Dans la capitale, il a poursuivi ses revendications concernant le sixième programme au Ladakh : cette disposition, mise en œuvre dans les États du nord-est de l’Inde, donne des pouvoirs spéciaux aux populations tribales pour sauvegarder leurs intérêts dans des domaines tels que les ressources naturelles et les infrastructures. Le Ladakh a une population tribale majoritaire.
“Le sixième programme donne aux habitants non seulement un droit mais aussi une responsabilité de préserver leur climat, leurs forêts, leurs rivières et leurs glaciers”, a-t-il déclaré aux journalistes.
M. Wangchuk et ses partisans affirment que la fragile écologie himalayenne est en danger en l’absence de garanties constitutionnelles.
Les inquiétudes proviennent du fait que le gouvernement a accéléré le développement des infrastructures dans les régions frontalières.
Le Ladakh revêt une importance stratégique pour l’Inde car il partage des frontières avec la Chine et le Pakistan.
Le gouvernement fédéral a sanctionné plusieurs autoroutes, projets électriques et infrastructures militaires au Ladakh, ce qui, selon M. Wangchuk, nuira à la région, notamment en l’absence de consultation avec les représentants locaux.
« Nous ne sommes pas opposés au développement. Nous voulons une croissance durable », a-t-il déclaré.
M. Wangchuk et ses partisans affirment que l’écologie du Ladakh signifie qu’il ne peut pas suivre les modèles de développement des autres États indiens. Ils disent que les citadins ne sont pas conscients des besoins uniques des régions himalayennes.
“Vous ne voyez pas cela dans vos villes, mais au Ladakh, il y a de véritables saisons d’hiver, d’été et de printemps, tout comme vous le lisez dans les livres”, a déclaré Haji Mustafa, qui avait marché avec M. Wangchuk jusqu’à Delhi.

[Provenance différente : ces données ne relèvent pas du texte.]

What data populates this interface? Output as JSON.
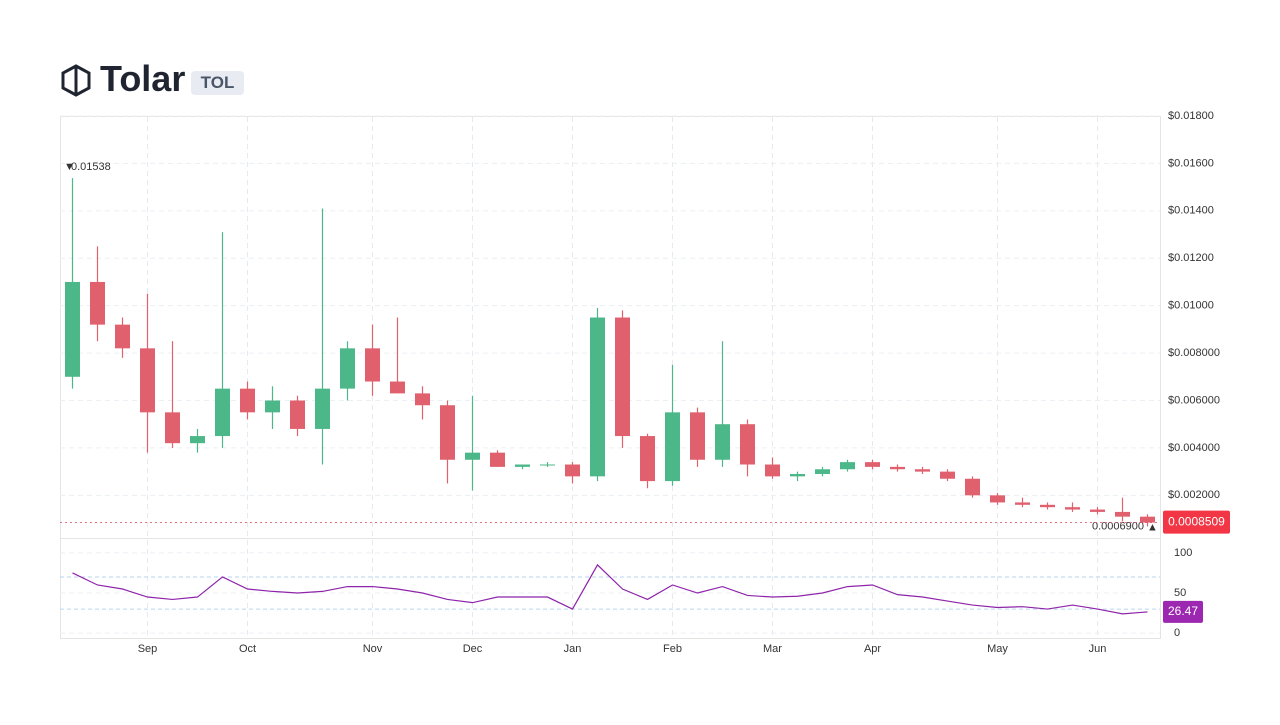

Les manifestants se sont également plaints du fait que les habitants ne bénéficient pas des projets au Ladakh.
« Nos ressources naturelles sont exploitées. Le chômage est très élevé. Les hommes d’affaires locaux sont mécontents. Alors, à qui s’adresse ce développement ? » a demandé M. Mustafa.
La BBC a envoyé des questions à Tashi Gyalson, qui dirige le Conseil de développement autonome des collines du Ladakh.
En attendant, les manifestants affirment qu’ils poursuivront leur combat jusqu’à ce qu’ils aient leur mot à dire sur ce qui se passe au Ladakh.
Plus tôt cette semaine, alors que le gouvernement acceptait de reprendre les négociations, M. Wangchuk a exprimé l’espoir qu’une solution émergerait bientôt.
“J’espère que les négociations se dérouleront dans la confiance mutuelle et aboutiront à une fin heureuse pour tous”, a-t-il déclaré. “Et que je n’aurai plus à rester assis à jeun ou à marcher 1 000 km jusqu’à la capitale.”